Just six months after the Jan. 6 attack, one of the earlier criminal cases involved a 49-year-old Indiana woman who pleaded guilty to a misdemeanor count of demonstrating inside the Capitol. When it came time for sentencing, U.S. District Judge Royce C. Lamberth, a prominent Reagan-appointed jurist, took the opportunity to comment on Republican efforts to rewrite the history of the insurrectionist violence.
“I’m especially troubled by the accounts of some members of Congress that January 6 was just a day of tourists walking through the Capitol,” Lamberth said in June 2021. “I don’t know what planet they were on. … This was not a peaceful demonstration. It was not an accident that it turned violent; it was intended to halt the very functioning of our government.”
Nearly three years later, the conservative judge is still at it.
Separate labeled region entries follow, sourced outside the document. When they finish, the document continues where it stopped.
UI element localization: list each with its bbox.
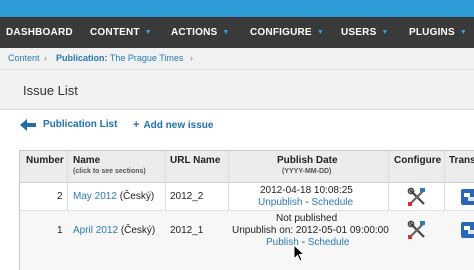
col-name: Name (73, 155, 101, 166)
back-arrow-icon[interactable] (20, 119, 36, 131)
issue-table: Number Name (click to see sections) URL … (19, 150, 474, 270)
issue-url-name: 2012_1 (170, 225, 204, 236)
issue-name-link[interactable]: April 2012 (73, 225, 118, 236)
issue-name: April 2012 (Český) (73, 225, 155, 236)
table-header: Number Name (click to see sections) URL … (20, 151, 474, 183)
col-publish-date: Publish Date (277, 155, 338, 166)
main-nav: DASHBOARD CONTENT ▼ ACTIONS ▼ CONFIGURE ▼ U… (0, 17, 474, 48)
col-url-name: URL Name (170, 155, 221, 166)
chevron-down-icon: ▼ (459, 29, 467, 36)
page-title: Issue List (23, 83, 78, 98)
chevron-down-icon: ▼ (222, 29, 230, 36)
unpublish-schedule: Unpublish on: 2012-05-01 09:00:00 (232, 225, 389, 236)
schedule-link[interactable]: Schedule (311, 197, 353, 208)
publish-date: 2012-04-18 10:08:25 (260, 185, 353, 196)
breadcrumb-separator: › (44, 53, 47, 63)
col-number: Number (26, 155, 64, 166)
col-publish-date-format: (YYYY-MM-DD) (282, 168, 332, 175)
plus-icon: + (133, 119, 140, 131)
publish-actions: Unpublish - Schedule (258, 197, 353, 208)
issue-language: (Český) (119, 191, 155, 202)
schedule-link[interactable]: Schedule (308, 237, 350, 248)
col-translate: Trans (449, 155, 474, 166)
publication-list-link[interactable]: Publication List (43, 119, 117, 135)
top-accent-strip (0, 0, 474, 17)
translate-flag-icon[interactable] (461, 189, 474, 205)
configure-tools-icon[interactable] (407, 187, 427, 207)
issue-name: May 2012 (Český) (73, 191, 154, 202)
nav-configure-label: CONFIGURE (250, 27, 312, 38)
issue-language: (Český) (120, 225, 156, 236)
nav-plugins[interactable]: PLUGINS ▼ (409, 17, 467, 48)
unpublish-link[interactable]: Unpublish (258, 197, 302, 208)
breadcrumb-publication-label: Publication: (56, 53, 108, 63)
nav-actions-label: ACTIONS (171, 27, 218, 38)
table-row: 1 April 2012 (Český) 2012_1 Not publishe… (20, 211, 474, 270)
nav-content[interactable]: CONTENT ▼ (90, 17, 152, 48)
publish-status: Not published (276, 213, 338, 224)
breadcrumb-separator: › (190, 53, 193, 63)
breadcrumb-publication[interactable]: Publication: The Prague Times (56, 48, 183, 69)
issue-url-name: 2012_2 (170, 191, 204, 202)
configure-tools-icon[interactable] (407, 220, 427, 240)
nav-content-label: CONTENT (90, 27, 140, 38)
issue-number: 2 (57, 191, 63, 202)
translate-flag-icon[interactable] (461, 222, 474, 238)
col-configure: Configure (394, 155, 442, 166)
nav-dashboard-label: DASHBOARD (6, 27, 73, 38)
chevron-down-icon: ▼ (144, 29, 152, 36)
nav-dashboard[interactable]: DASHBOARD (6, 17, 73, 48)
nav-configure[interactable]: CONFIGURE ▼ (250, 17, 324, 48)
nav-users-label: USERS (341, 27, 377, 38)
col-name-hint: (click to see sections) (73, 168, 146, 175)
publish-actions: Publish - Schedule (266, 237, 349, 248)
table-row: 2 May 2012 (Český) 2012_2 2012-04-18 10:… (20, 183, 474, 211)
breadcrumb-publication-name: The Prague Times (109, 53, 184, 63)
breadcrumb: Content › Publication: The Prague Times … (0, 48, 474, 70)
nav-plugins-label: PLUGINS (409, 27, 455, 38)
breadcrumb-content[interactable]: Content (8, 48, 40, 69)
issue-number: 1 (57, 225, 63, 236)
chevron-down-icon: ▼ (316, 29, 324, 36)
mouse-cursor-icon (293, 244, 305, 262)
add-new-issue-link[interactable]: + Add new issue (133, 119, 213, 135)
nav-users[interactable]: USERS ▼ (341, 17, 389, 48)
nav-actions[interactable]: ACTIONS ▼ (171, 17, 230, 48)
issue-name-link[interactable]: May 2012 (73, 191, 117, 202)
chevron-down-icon: ▼ (381, 29, 389, 36)
add-new-issue-label: Add new issue (143, 120, 214, 131)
NBC News reported:
Senior U.S. District Judge Royce Lamberth, appointed to the bench by former President Ronald Reagan in 1987, said at a resentencing hearing Thursday that he is “shocked” at how prominent political figures have talked about the convicted criminals who stormed the Capitol on Jan. 6, 2021, calling the politicians’ remarks “preposterous” and warning that such rhetoric “could presage further danger to our country.”
While he did not mention any Republicans by name, the judge specifically referenced radical rhetoric from a variety of GOP members of Congress, including Reps. Andrew Clyde of Georgia, Marjorie Taylor Greene of Georgia, and Elise Stefanik of New York, who recently referred to Jan. 6 criminals as “hostages.”
The defendant in this specific case was a man named James Little, who has repeatedly claimed to be a victim of political persecution.
In fact, the case has followed a curious trajectory. As a Politico report explained, Lamberth sentenced Little a couple of years ago to 60 days in prison and three years on probation. He appealed, and the case eventually returned to the judge for resentencing, even though the defendant had already served his time behind bars.
Lamberth, struck by Little’s lack of remorse and refusal to acknowledge wrongdoing, sent him to another 60 days in prison.
But the judge also took the opportunity to share some related thoughts related to, not the specific case before him, but Republican rhetoric regarding the pro-Trump riot.
“The Court is accustomed to defendants who refuse to accept that they did anything wrong. But in my 37 years on the bench, I cannot recall a time when such meritless justifications of criminal activity have gone mainstream,” Lamberth said, according to his prepared remarks.
As NBC News’ report added, the jurist also issued a stark warning: “I have been dismayed to see distortions and outright falsehoods seep into the public consciousness. The Court fears that such destructive, misguided rhetoric could presage further danger to our country.”
He went on to say, “On January 6, 2021, a mob of people invaded and occupied the United States Capitol, using force to interrupt the peaceful transfer of power mandated by the Constitution and our republican heritage. The rioters interfered with a necessary step in the constitutional process, disrupted the lawful transfer of power, and thus jeopardized the American constitutional order. … This was not patriotism; it was the antithesis of patriotism.”
The jurist concluded, “The Court does not expect its remarks to fully stem the tide of falsehoods. But I hope a little truth will go a long way.”